The seven trials allowing comparisons with another active intervention suggest that topiramate is marginally more effective than valproate, but no more effective than amitriptyline, flunarizine, propranolol, or relaxation, although these results must be viewed with caution for methodological reasons. It must be stressed that on a case‐to‐case basis, rational prescriber preferences may be justified due to differences in side effect profiles. Data from pregnancy registries indicate that infants exposed to topiramate have a higher incidence of major congenital malformations (Janssen‐Cilag 2013). For migraine, topiramate should therefore not be used during pregnancy or in women of childbearing potential not using effective contraception. Moreover, because topiramate causes increased excretion of ethinyl estradiol, low‐dose hormonal contraception may be less effective in women taking topiramate, and other means of contraception may be warranted. Although adverse events were reported by a large proportion of study participants treated with topiramate, these were usually mild and of a non‐serious nature. Thus it can be concluded that topiramate is reasonably well‐tolerated.
Implications for research
There is a need for more studies designed specifically to compare the efficacy or safety of topiramate to other interventions with proven efficacy in the prophylaxis of migraine. Also needed are (a) better studies of dose versus effect; (b) studies of which patients do and do not respond, and why; (c) long‐term studies; (d) studies post‐withdrawal of topiramate after effective use for several months.

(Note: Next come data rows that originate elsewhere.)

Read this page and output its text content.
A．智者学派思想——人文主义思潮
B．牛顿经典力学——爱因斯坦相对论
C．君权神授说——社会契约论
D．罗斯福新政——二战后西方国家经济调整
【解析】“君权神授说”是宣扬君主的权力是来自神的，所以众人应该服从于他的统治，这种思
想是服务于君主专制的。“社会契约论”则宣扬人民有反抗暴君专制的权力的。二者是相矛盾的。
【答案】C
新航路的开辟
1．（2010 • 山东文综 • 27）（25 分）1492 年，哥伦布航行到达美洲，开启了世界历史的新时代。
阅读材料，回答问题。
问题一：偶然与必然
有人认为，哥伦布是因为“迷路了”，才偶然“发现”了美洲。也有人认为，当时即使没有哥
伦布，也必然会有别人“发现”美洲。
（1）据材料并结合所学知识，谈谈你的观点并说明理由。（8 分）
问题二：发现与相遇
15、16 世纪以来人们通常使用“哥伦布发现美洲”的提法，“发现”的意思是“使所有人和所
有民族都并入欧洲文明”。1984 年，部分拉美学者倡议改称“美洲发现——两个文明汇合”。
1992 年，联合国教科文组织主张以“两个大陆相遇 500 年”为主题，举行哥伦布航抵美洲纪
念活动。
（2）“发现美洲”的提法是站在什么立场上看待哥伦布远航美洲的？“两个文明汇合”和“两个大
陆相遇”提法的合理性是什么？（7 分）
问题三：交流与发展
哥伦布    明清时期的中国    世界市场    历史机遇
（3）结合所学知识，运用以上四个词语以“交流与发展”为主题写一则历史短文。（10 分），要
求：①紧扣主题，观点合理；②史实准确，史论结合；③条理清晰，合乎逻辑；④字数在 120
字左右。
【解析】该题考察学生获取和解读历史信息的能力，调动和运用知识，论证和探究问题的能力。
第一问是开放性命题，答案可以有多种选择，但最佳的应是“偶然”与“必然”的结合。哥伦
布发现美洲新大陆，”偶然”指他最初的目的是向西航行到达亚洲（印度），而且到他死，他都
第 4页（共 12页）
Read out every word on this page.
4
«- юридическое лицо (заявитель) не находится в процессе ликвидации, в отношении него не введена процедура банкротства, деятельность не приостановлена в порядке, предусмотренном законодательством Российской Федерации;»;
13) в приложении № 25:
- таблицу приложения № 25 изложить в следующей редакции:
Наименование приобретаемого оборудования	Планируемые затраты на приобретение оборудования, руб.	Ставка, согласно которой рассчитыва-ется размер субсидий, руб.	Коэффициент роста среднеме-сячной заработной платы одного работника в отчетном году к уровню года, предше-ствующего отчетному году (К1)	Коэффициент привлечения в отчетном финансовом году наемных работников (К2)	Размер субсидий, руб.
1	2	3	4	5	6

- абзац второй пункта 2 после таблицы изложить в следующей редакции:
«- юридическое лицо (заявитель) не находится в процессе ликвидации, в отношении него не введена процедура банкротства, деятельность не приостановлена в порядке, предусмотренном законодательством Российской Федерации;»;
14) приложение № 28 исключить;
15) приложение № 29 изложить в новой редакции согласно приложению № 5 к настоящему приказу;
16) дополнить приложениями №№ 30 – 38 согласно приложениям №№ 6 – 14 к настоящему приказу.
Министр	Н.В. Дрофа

Future trialists should also be encouraged to follow the recommendations of the International Headache Society (Tfelt‐Hansen 2012) with regard to both trial design and reporting of data.
Little is definitely known about the mechanism of action of topiramate in migraine prophylaxis (Edvinsson 2010). A considerable amount of basic science research in both animal models and human neuroscience laboratories will be necessary in order to discover which of the many potential actions of this drug are causative in the reduction of headache frequency.